Tío paterno Jaime puede que hubiera sido un hombre muy guapo antes de que le alargasen, a lápiz, la nariz varias pulgadas y le curvaran los labios en enorme sonrisa que descubría gigantescos dientes. Fumaba una pipa grande y ordinaria.
—Y tenía un carácter muy hermoso también —prosiguió la señora, recitando el catálogo de su familia.

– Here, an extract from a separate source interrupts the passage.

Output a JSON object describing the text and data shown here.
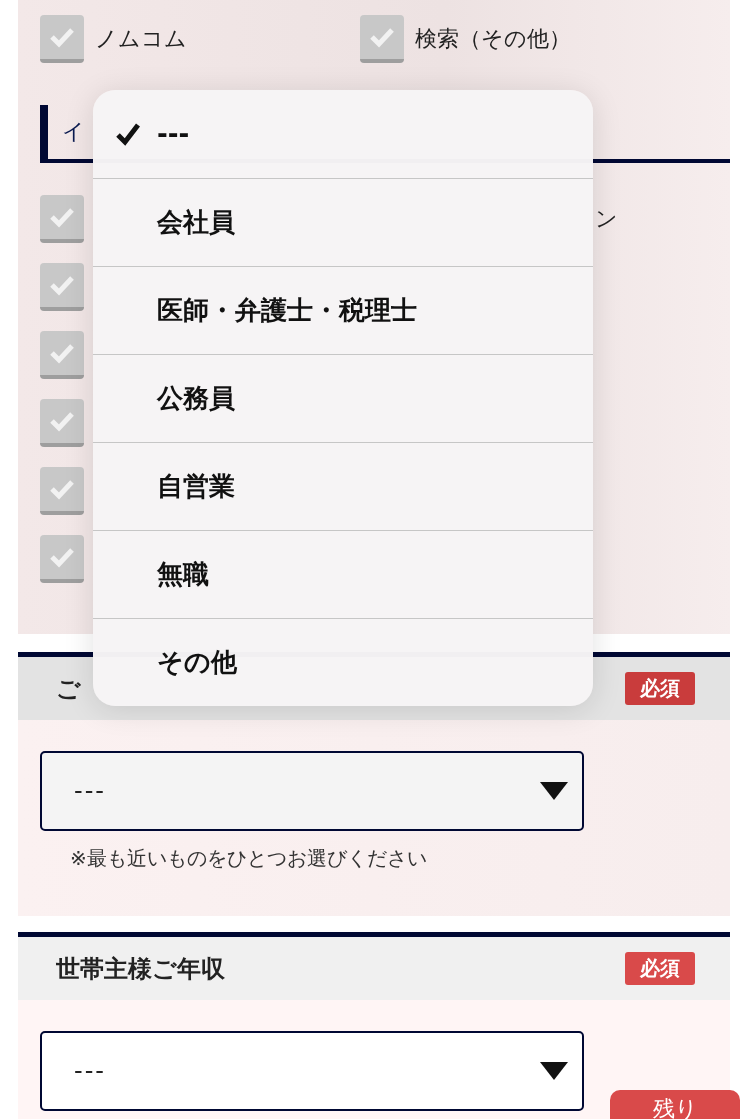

Los invitados fueron mirando, uno por uno, los retratos que la señora mencionaba. Todos ellos estaban embellecidos a lápiz. Algunos tenían pipas en la boca; otros narices azuladas; estos, ojos hinchados, aquellos, gigantescas gafas; esotros, sombreros fantásticos. Algunos habían sido objeto de más atención que otros. Tía Julia, «una santa mujer», lucía una nariz enorme y un ojo a la funerala. Entre los labios llevaba un cigarro puro. El álbum circuló de mano en mano. Reinaba una alegría desacostumbrada, y no dejaba de aumentar el grupo.
La señora de Adolfo Crane estaba sorprendida; pero se sentía adulada. Su fiesta parecía tener más éxito que de costumbre. Y la gente parecía estarse fijando mucho en Guillermo, por añadidura. Un pastor protestante muy joven, que había llorado de risa viendo el álbum, le metió disimuladamente media corona [2] en la mano a Guillermo. Un extraño instinto parecía decirle que el niño era el autor del ultraje. A la señora de Adolfo Crane no se le ocurrió examinar su álbum hasta varios meses después y, aún entonces, ni por un momento soñó con que pudiera ser Guillermo el que había hecho todo aquello. Pero aquella tarde se le metió en la cabeza que la animación que reinaba en la fiesta se debía al niño y, por consiguiente, se mostró la mar de afable con él.
—¡Ha sido «más» bueno! —le dijo a la señora Brown cuando se presentó esta a recoger a Guillermo—. Ha contribuido a que la fiesta haya tenido un éxito sin precedentes.
La señora Brown disimuló su asombro lo mejor que pudo.
—Pero… ¿qué «hiciste», Guillermo? —le preguntó, camino de casa, cuando el niño caminaba a su lado, con las manos en los bolsillos, acariciando la media corona que le habían regalado.
—¿Quién? ¿Yo? —exclamó el muchacho, como si fuera incapaz de romper un plato—. ¡Nada!